Cookie session data not passing between http: and https: , but only for some users.

I have a site using Ubercart 6.2.6 and Secure Pages 6.1.9.

In the secure pages settings, I do not have "Switch back to http pages when there are no matches" checked. I do not have anything entered for the following fields: "Non-secure Base URL: " "Secure Base URL: "

Under "Make secure only the listed pages." I have the following defined:

user/*
cart*
cart
donate

In addition to these, I also have set up all the product pages to load using https://

The problem with this setup is when people are done shopping, if they go back to browse other pages on the website, all pages of the site continue loading using https:// . I have social media related elements of the site that do not load or cause errors when loaded onto an https:// page (Twitter widget, Facebook/Twitter/Linked In share buttons). That is because they are not secure elements.

IE sends a prompt asking "Do you want to view only the webpage content that was delivered securely? The webpage contains content that will not be delivered using a secure HTTPS connection, which could compromise the security of the entire webpage".

So naturally people are going to select Yes when that prompt comes up. From that point forward, nothing on the website delivered from an insecure URL will work.

I would like to check the box that says "Switch back to http pages when there are no matches" and define the "Non-secure Base URL: " as http://www.domain.com and define the "Secure Base URL: " as https://www.domain.com. Doing that works to solve the problem described above. Only the pages that are supposed to load securely do so when these are set.
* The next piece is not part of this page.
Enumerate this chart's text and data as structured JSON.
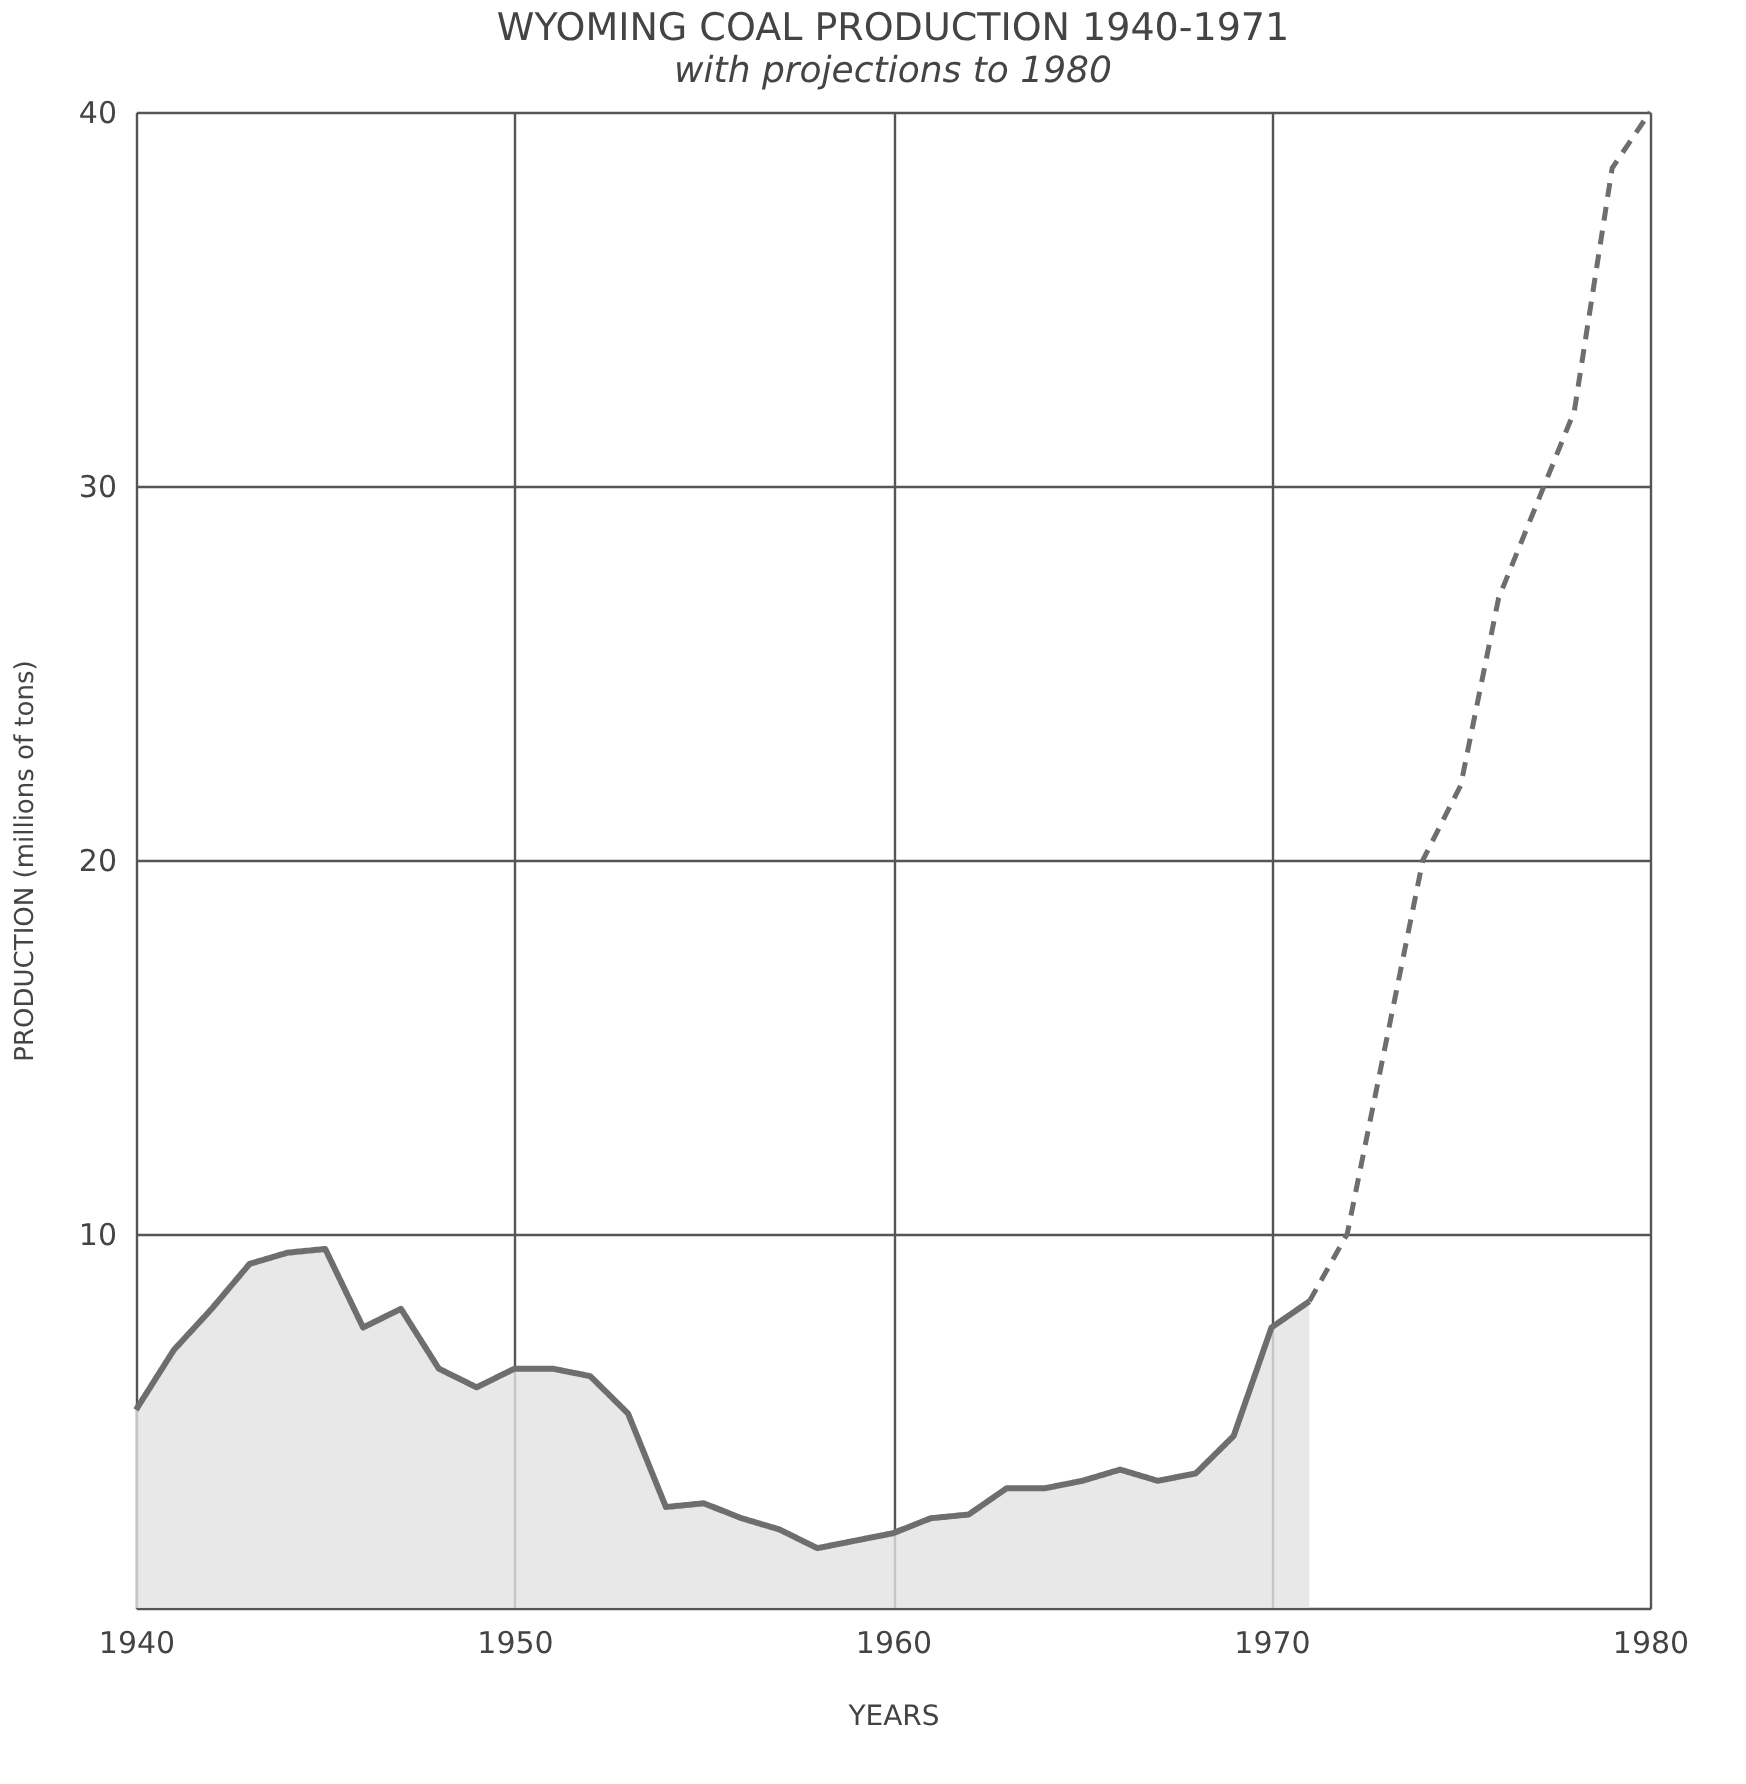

But the problem with when I set it up this way is a certain (unknown) percentage of the computers that try to place store orders cannot get the cookie info to pass properly when the jump is made from http:// to https:// . When those end-users click an "Add to Cart" button, they get the following message "There are no items in your cart" and they cannot get the item to pass into the cart, and then can't get to checkout. Only when I change the settings to how I have them now is that problem solved. Note also that the reason I make the product pages secure instead of just the cart and checkout pages is because that allows people to be on an https:// page PRIOR to adding the item to their cart. That way an https:// cookie should be set at that point. That step had to be done as well to solve this problem.

Of course all of this may be due to inexperience on my part with using SSL on a Drupal site. But I'm doing the best I can and the solutions to these situations are in no way obvious to me.
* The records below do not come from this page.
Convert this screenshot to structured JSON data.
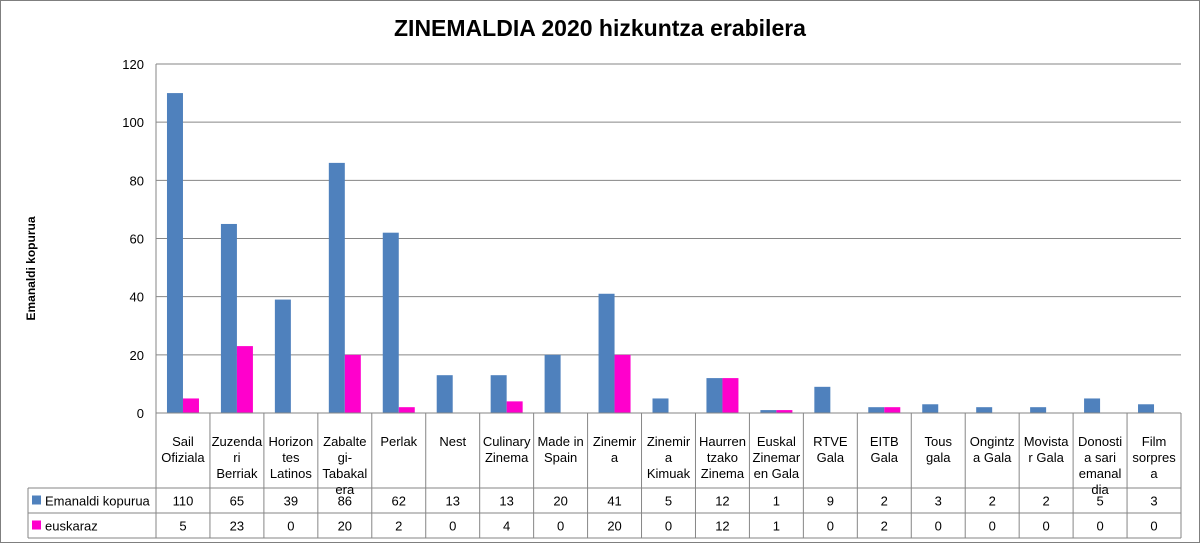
{
  "chart_data": {
    "type": "bar",
    "title": "ZINEMALDIA 2020 hizkuntza erabilera",
    "ylabel": "Emanaldi kopurua",
    "xlabel": "",
    "ylim": [
      0,
      120
    ],
    "yticks": [
      0,
      20,
      40,
      60,
      80,
      100,
      120
    ],
    "grid": true,
    "legend": "data-table-left",
    "categories": [
      [
        "Sail",
        "Ofiziala"
      ],
      [
        "Zuzenda",
        "ri",
        "Berriak"
      ],
      [
        "Horizon",
        "tes",
        "Latinos"
      ],
      [
        "Zabalte",
        "gi-",
        "Tabakal",
        "era"
      ],
      [
        "Perlak"
      ],
      [
        "Nest"
      ],
      [
        "Culinary",
        "Zinema"
      ],
      [
        "Made in",
        "Spain"
      ],
      [
        "Zinemir",
        "a"
      ],
      [
        "Zinemir",
        "a",
        "Kimuak"
      ],
      [
        "Haurren",
        "tzako",
        "Zinema"
      ],
      [
        "Euskal",
        "Zinemar",
        "en Gala"
      ],
      [
        "RTVE",
        "Gala"
      ],
      [
        "EITB",
        "Gala"
      ],
      [
        "Tous",
        "gala"
      ],
      [
        "Ongintz",
        "a Gala"
      ],
      [
        "Movista",
        "r Gala"
      ],
      [
        "Donosti",
        "a sari",
        "emanal",
        "dia"
      ],
      [
        "Film",
        "sorpres",
        "a"
      ]
    ],
    "series": [
      {
        "name": "Emanaldi kopurua",
        "color": "#4f81bd",
        "values": [
          110,
          65,
          39,
          86,
          62,
          13,
          13,
          20,
          41,
          5,
          12,
          1,
          9,
          2,
          3,
          2,
          2,
          5,
          3
        ]
      },
      {
        "name": "euskaraz",
        "color": "#ff00cc",
        "values": [
          5,
          23,
          0,
          20,
          2,
          0,
          4,
          0,
          20,
          0,
          12,
          1,
          0,
          2,
          0,
          0,
          0,
          0,
          0
        ]
      }
    ]
  }
}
Obviously this is a MAJOR problem. It is making it to where I don't feel comfortable with any setting to use SSL pages so we can have credit card ordering on the site instead of only giving people the PayPal option. It has made setting up SSL an absolute nightmare. I thought I had it set up as needed to solve this, but I just now noticed that once people are on https:// , they don't ever leave being on https:// and that is causing the problems with the social media elements of the site.

If I can't set up SSL and credit card ordering to work properly, then that's a potential deal-killer for using Drupal at all for any site requiring this functionality. It has only come up as an issue with one site I manage so far as everyone else has been fine with using PayPal only for their stores. But now another site I manage is wanting to add SSL/credit card ordering, so I really need to get this matter figured out. It should not be this difficult to get this set up to work properly and has been a source of considerable frustration that I've spent MANY hours trying to diagnose. I have it narrowed down to a problem with how the cookie/session data is passed between http:// and https:// pages, but am not skilled enough with coding to know how to fix it. The only way I've been able to fix it is to change the module settings as detailed above, but that is then causing the problem with the social media elements of the site we want to include.
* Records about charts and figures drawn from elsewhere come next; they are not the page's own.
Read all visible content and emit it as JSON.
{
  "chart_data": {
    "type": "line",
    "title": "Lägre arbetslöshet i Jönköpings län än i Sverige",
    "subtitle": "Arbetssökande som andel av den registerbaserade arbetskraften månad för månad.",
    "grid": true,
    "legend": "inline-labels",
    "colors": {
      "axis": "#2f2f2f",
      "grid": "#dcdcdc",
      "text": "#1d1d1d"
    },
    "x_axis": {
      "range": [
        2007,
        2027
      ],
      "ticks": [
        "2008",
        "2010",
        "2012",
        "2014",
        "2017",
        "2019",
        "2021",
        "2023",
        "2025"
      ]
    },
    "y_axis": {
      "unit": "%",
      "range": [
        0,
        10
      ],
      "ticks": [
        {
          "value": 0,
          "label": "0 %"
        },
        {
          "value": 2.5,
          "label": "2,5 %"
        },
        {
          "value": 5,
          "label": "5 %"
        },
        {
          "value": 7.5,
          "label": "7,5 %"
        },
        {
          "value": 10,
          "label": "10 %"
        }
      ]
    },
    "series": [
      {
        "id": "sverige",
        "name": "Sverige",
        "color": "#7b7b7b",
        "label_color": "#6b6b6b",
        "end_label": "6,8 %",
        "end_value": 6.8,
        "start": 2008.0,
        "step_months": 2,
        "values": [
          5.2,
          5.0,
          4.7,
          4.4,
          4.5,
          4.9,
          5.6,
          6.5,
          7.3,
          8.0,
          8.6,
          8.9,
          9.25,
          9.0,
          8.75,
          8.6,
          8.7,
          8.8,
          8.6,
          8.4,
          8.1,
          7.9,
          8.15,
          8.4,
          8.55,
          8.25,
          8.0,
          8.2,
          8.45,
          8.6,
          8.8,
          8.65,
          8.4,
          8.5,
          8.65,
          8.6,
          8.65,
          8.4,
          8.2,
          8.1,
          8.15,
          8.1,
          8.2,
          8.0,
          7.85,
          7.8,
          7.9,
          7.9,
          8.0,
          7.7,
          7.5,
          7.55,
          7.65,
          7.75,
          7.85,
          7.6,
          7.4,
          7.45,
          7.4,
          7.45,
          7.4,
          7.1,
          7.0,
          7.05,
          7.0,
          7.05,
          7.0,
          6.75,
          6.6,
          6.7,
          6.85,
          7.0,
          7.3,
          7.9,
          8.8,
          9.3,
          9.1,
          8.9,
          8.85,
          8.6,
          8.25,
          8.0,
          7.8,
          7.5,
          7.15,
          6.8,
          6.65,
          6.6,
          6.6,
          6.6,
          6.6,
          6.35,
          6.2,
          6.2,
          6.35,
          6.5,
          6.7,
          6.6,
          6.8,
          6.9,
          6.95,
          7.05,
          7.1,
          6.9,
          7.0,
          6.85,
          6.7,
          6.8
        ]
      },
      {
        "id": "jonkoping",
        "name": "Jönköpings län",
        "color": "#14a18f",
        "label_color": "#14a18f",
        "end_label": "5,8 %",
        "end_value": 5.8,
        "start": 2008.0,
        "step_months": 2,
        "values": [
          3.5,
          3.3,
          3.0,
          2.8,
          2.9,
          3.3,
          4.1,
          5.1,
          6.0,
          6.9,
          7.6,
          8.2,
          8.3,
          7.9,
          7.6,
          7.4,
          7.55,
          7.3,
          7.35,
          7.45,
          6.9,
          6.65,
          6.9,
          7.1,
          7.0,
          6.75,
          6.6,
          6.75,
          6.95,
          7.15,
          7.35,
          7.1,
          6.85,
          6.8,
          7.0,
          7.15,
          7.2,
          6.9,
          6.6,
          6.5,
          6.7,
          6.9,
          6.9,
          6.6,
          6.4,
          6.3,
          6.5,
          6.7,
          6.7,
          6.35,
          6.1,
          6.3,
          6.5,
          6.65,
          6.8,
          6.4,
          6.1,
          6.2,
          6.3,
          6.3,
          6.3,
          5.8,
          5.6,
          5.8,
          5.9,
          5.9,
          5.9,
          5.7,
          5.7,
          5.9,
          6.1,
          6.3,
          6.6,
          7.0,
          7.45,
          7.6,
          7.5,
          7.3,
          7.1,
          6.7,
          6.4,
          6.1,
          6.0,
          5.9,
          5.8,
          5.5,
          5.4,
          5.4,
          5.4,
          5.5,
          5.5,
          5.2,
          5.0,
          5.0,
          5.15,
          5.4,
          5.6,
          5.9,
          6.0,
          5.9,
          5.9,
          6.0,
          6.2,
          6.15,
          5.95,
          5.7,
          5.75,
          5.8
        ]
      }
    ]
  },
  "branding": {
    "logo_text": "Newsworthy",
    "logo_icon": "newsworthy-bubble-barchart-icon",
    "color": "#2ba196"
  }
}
Another aspect of the session/cookie part of the problem: In testing, the matter of whether or not the end user is using www.domain.com or just domain.com impacts whether or not they get the "There are no items in your cart" result when trying to add an item to their cart. But it is inconsistent how that works. I've seen it to where using domain.com works while www.domain.com doesn't work for one person, but then www.domain.com works while domain.com doesn't work for another person. I'm not sure what determines when the "There are no items in your cart" problem occurs as it relates to this, but this is part of the equation.

Any assistance would be *extremely* appreciated.